How to Avoid Misleading Your Audience with Statistics
I recently picked up a copy of Darrell Huff’s 1954 classic How to Lie with Statistics. Although Huff’s background was not in statistics, his experience as a writer exposed him to the use (and misuse) of statistics. This book is a small volume that packs quite a punch, pointing out numerous examples of how readers can be misled by shady statistics.
All the classics are here. Switching between different measures of central tendency (the mean, median, or mode) without specifying which is being used, or using one of these measures when you should be using another. Changing the scale of your charts to make a small percentage change look very dramatic, or vice versa. Bolstering an argument with “semi-attached figures” that are very precise but that are only tangentially related to the actual issue at hand.
Some of Huff’s considerations do not even require a technical grasp of statistics. For instance, who conducted this research? Did they have a financial stake in the outcome? Were the results self-reported, and thus prone to exaggeration or subject to poor memories?

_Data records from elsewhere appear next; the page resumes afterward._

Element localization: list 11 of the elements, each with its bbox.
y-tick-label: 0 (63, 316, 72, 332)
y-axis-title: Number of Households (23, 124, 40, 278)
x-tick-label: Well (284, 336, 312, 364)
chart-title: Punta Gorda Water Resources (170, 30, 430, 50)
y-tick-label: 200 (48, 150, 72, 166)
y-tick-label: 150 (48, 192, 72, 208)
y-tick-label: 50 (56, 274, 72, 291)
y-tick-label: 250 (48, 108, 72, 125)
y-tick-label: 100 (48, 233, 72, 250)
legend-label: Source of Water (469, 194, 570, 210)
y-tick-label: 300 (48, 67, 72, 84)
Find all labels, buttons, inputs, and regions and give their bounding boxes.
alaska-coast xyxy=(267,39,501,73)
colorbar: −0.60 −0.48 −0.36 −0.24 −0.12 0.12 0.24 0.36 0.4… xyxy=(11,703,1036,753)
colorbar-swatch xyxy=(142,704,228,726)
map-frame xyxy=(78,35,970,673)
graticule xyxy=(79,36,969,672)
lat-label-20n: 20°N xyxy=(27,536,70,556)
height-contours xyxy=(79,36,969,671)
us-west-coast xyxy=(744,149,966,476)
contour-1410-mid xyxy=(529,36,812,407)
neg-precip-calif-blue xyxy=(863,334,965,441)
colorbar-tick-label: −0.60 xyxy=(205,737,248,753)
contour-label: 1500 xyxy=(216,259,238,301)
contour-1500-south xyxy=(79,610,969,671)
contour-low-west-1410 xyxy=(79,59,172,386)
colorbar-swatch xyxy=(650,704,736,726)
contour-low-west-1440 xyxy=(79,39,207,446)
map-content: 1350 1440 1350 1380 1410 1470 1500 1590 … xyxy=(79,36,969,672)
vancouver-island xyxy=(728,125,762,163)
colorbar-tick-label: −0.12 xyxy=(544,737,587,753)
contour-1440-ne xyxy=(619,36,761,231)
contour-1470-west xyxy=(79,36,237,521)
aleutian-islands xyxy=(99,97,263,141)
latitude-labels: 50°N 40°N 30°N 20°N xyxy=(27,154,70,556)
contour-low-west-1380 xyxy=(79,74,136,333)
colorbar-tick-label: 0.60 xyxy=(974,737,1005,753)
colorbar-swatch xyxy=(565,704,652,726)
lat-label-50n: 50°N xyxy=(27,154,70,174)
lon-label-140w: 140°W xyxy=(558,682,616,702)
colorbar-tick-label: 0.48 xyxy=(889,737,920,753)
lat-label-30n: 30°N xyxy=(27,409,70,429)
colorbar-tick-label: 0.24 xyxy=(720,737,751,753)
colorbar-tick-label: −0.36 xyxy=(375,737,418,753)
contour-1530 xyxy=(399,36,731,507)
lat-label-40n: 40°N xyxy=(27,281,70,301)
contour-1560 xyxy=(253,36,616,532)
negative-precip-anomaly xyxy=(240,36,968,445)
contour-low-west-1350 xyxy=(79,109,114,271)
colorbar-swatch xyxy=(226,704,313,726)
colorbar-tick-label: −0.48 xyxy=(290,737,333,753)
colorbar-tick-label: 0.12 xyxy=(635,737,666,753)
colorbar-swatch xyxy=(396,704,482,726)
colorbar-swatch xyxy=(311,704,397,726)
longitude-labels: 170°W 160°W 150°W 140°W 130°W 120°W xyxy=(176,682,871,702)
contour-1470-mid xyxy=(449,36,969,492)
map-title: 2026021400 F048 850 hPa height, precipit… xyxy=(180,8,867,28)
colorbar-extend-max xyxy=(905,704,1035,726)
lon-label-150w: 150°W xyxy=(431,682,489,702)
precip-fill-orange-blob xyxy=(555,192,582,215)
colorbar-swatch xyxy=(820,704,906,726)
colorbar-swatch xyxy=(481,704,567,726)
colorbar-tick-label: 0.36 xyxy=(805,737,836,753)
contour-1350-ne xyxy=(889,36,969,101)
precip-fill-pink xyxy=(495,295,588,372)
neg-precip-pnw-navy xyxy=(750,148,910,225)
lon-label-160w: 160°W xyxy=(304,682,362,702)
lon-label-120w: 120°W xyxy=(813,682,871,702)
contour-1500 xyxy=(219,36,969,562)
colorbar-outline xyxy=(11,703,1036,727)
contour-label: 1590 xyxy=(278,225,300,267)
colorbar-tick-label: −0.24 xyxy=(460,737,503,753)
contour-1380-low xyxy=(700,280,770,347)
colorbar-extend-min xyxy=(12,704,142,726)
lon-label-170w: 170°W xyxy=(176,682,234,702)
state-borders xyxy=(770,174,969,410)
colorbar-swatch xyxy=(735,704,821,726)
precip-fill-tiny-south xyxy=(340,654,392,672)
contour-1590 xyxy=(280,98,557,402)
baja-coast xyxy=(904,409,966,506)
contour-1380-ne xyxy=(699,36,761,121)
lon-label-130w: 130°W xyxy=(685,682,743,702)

Huff’s intention is admirable. He wants to arm his readers with the tools necessary to be responsible and informed consumers of statistics. And he does that by pointing out the numerous methods that the unscrupulous use to lie with statistics. And they are numerous. After reading Huff, it would be only natural for a reader to just throw their hands up in exasperation and swear off the use or consumption of statistics with its tricksy numbers and vacuous conclusions.
However, we live in a world of big data, and that is not going away anytime soon. If anything, the amount of data that our society generates is projected to increase with each passing year. Statistics is the study of data: collecting it, aggregating it, analyzing it, and interpreting it. If we hope to make any sense of our big data world, we have to use statistics.
In Huff’s own words: “But arbitrarily rejecting statistical methods makes no sense either. That is like refusing to read because writers sometimes use words to hide facts and relationships rather than to reveal them.”[1]
I appreciate Huff’s passion for illuminating potential abuses of statistics. In fact, it got me thinking about how I could apply his wisdom to my own work. While I do not wish to outright lie with statistics (I prefer my insights to be honest), how can I avoid misleading my audience with statistics?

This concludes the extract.